'Lust for Yield' Pauses as U.S. Stock Inflows Hog the Spotlight

  • U.S. equity flows year-to-date return to positive territory
  • Higher Treasury yields crimp demand for EM securities: BofAML

Asian Stocks Follow U.S. Gains

Investors continued to show an appetite for U.S. equities on tax reform expectations yet turned cautious on emerging-market assets as Treasury yields rose, according to Bank of America Merrill Lynch, citing EPFR Global fund flow data.

They poured $6.1 billion into funds tracking U.S. stocks in the week to Oct. 25, the bank said in a research report, the second “chunky” week of inflows. U.S. stock portfolios have posted $13.4 billion of inflows in the past four weeks.

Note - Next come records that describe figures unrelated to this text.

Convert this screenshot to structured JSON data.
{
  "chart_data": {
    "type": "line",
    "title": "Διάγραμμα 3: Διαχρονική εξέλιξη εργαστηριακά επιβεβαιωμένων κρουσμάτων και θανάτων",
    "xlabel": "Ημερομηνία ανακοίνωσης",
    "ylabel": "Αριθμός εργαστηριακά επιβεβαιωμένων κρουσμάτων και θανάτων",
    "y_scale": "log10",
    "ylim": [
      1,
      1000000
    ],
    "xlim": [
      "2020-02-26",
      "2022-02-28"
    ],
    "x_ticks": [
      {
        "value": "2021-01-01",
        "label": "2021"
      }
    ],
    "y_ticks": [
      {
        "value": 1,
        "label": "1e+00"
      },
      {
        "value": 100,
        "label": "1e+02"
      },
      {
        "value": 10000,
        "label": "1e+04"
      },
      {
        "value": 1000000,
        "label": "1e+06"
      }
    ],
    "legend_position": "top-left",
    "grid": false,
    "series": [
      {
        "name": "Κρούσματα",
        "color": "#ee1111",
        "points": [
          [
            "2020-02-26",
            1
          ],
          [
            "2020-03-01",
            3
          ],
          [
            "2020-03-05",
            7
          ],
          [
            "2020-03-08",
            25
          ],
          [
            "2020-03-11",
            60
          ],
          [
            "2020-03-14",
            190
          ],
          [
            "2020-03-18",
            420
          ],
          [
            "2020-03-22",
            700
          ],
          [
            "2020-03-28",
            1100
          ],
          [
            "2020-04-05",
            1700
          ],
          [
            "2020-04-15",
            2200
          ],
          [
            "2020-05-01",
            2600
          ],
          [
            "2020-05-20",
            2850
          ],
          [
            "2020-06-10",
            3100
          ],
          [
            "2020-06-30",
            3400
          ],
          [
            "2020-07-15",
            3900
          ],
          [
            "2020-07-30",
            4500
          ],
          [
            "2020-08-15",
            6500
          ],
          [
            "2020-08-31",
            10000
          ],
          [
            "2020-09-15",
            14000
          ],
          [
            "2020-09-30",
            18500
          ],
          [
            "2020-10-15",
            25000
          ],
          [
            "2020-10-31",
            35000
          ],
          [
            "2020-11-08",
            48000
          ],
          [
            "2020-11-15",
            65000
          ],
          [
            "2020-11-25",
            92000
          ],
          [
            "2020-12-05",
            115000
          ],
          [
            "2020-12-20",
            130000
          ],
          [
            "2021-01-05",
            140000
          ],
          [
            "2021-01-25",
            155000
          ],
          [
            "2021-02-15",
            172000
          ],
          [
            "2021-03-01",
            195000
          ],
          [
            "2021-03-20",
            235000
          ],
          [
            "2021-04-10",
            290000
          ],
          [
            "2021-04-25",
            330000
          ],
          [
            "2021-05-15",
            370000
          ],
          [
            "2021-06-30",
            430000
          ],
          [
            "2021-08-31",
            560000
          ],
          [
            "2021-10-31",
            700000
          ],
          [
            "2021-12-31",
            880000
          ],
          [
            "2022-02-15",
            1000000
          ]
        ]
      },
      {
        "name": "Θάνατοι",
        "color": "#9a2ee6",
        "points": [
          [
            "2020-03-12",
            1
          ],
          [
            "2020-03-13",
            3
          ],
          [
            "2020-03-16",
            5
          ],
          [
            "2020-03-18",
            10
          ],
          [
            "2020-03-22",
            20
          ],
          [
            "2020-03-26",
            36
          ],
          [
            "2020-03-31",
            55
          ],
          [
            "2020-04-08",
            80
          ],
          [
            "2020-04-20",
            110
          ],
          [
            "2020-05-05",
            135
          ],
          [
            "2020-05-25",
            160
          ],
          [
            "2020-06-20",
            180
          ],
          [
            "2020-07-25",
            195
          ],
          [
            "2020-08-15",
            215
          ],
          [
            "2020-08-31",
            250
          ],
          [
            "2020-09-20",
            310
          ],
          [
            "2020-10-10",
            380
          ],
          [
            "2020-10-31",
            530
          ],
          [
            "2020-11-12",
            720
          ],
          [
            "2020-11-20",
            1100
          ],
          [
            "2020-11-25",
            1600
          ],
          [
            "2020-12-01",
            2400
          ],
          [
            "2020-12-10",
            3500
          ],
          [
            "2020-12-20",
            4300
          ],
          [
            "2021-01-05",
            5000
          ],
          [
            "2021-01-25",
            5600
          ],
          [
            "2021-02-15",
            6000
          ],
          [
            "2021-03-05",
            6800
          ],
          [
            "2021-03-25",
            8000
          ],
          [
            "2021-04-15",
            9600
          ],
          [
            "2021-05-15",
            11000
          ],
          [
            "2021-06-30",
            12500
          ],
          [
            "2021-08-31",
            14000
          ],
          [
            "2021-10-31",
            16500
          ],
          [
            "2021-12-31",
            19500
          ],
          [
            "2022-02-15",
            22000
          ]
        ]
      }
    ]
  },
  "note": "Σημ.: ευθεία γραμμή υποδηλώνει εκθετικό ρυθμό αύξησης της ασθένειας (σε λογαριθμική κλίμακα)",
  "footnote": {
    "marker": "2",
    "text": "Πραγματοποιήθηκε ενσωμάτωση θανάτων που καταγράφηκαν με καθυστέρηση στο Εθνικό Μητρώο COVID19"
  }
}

Investors pulled $700 million from emerging-market equity funds, the first outflow in 10 weeks. Local-currency emerging-market debt funds also experienced redemptions. The flows are the first sign higher U.S. Treasury yields are causing the “lust for yield” to pause, according to the report.

The S&P 500 Index extended a record high this week and sentiment was bolstered further by a U.S. budget resolution that passed through the U.S. House on Thursday that should advance prospects for tax reform. U.S. Treasury yields climbed to the highest level in seven months amid speculation the next Federal Reserve chairman will be more hawkish.

Trend Reversal

The inflows mark a reversal from the shift out of the U.S. and into stocks of Europe, Japan and emerging markets. A net $823 million has been invested in U.S. equity funds since the beginning of the year, a return to positive territory. European stocks are sitting on an inflow of $39.4 billion and Japanese equities $28.2 billion.

Elsewhere, investment-grade bond funds gained $5 billion of new money, the 44th straight week of inflows. Government bond funds suffered a sixth straight week of redemptions as investors withdrew $400 million. Gold funds gained $200 million.